BY KRISTEN BOATRIGHT | AUGUST 21, 2013
VIDEO: Cedar and the Saw with Ursula von Rydingsvard
BROOKLYN, NEW YORK — German-born sculpture artist Ursula von Rydingsvard openly champions the “soft, sensuous” qualities of cedar wood—a wood she uses almost exclusively in her practice. The 71-year-old has worked with the material for decades, spotlighting the ability to transform its surface, under the unique direction of her circular saw, into a nearly fabric-like material.
“Our use of the circular saw is very unorthodox. The way we cut is like nibbling. We nibble away almost as though it were an animal of sorts,” says von Rydingsvard, who now draws on the surface of the boards before passing them off to studio assistants. “It’s the way that I get the surfaces to look as organic as they look. I don’t think one will see a straight line in any of the cuts. We have just real acrobatics that we do with the circular saw.”
The soft-spoken sculptor has spent the last thirty years chipping away in her adopted home of Brooklyn. After leaving her Williamsburg studio on South 5th Street, she has been in Bushwick for more than a decade.
“Brooklyn has been a little bit like a rough mother that provided me with sanctuaries that were incredibly important for the making of my work, for the creating of my work,” she told Blouin ARTINFO during a recent visit to her studio.
It’s fitting that her first permanent commission in the borough will be installed later this month outside of the very visible entrance to the new Barclays Center. “Ona,” a nearly 20-foot sculpture, was created to scale first in cedar, then cast in bronze. We were on hand as the craftspeople at Polich Tallix foundry in Rock Tavern, New York were working to complete the process. “Ona,” whose title, according to the artist, references the female form, was cast mostly in sand, leaving about twenty percent to be cast in a lost-wax process. It was then welded back together before von Rydingsvard finished the piece with a colorful, labor-intensive patina to bring life to the surface.
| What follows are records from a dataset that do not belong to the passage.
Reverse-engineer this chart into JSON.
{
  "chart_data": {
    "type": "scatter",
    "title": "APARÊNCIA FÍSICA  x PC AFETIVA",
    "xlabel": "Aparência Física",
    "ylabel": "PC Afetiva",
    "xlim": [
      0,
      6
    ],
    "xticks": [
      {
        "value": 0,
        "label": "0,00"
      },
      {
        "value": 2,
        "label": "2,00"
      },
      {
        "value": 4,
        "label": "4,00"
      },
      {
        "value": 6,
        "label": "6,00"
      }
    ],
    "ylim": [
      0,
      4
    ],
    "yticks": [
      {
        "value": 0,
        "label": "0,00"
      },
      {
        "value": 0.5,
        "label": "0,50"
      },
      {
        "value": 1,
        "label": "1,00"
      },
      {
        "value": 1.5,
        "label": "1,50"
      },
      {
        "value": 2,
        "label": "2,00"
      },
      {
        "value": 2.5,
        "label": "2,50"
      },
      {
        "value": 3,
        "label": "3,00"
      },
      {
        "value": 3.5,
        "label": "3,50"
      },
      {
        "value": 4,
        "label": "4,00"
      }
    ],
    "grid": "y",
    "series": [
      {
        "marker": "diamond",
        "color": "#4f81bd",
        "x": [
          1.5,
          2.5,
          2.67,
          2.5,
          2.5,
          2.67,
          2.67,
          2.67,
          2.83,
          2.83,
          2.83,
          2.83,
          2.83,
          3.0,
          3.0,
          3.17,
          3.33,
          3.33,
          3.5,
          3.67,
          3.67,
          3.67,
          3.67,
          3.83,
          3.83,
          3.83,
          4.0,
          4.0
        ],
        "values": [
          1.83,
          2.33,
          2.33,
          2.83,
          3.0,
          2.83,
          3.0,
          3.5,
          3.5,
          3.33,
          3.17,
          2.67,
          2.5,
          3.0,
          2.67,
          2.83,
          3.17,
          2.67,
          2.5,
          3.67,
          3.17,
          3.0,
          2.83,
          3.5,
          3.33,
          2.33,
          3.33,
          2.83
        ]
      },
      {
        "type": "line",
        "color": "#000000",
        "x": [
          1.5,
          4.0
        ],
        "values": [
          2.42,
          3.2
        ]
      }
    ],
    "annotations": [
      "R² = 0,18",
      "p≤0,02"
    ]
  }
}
“I feel really happy to be a permanent visible part on the outside of a portion of Brooklyn,” she says. “And, to have a sculpture that is made of bronze, it has a durability. They tell me it should last 2,000 years.”
Up next, von Rydingsvard has an extensive exhibition opening at the Yorkshire Sculpture Park in April, which will feature many indoor and outdoor sculptures outside of the UK museum. She will also have a large pounded-copper installation, comprised of more than 3,500 individual sections, outside of the new Andlinger research center at Princeton University.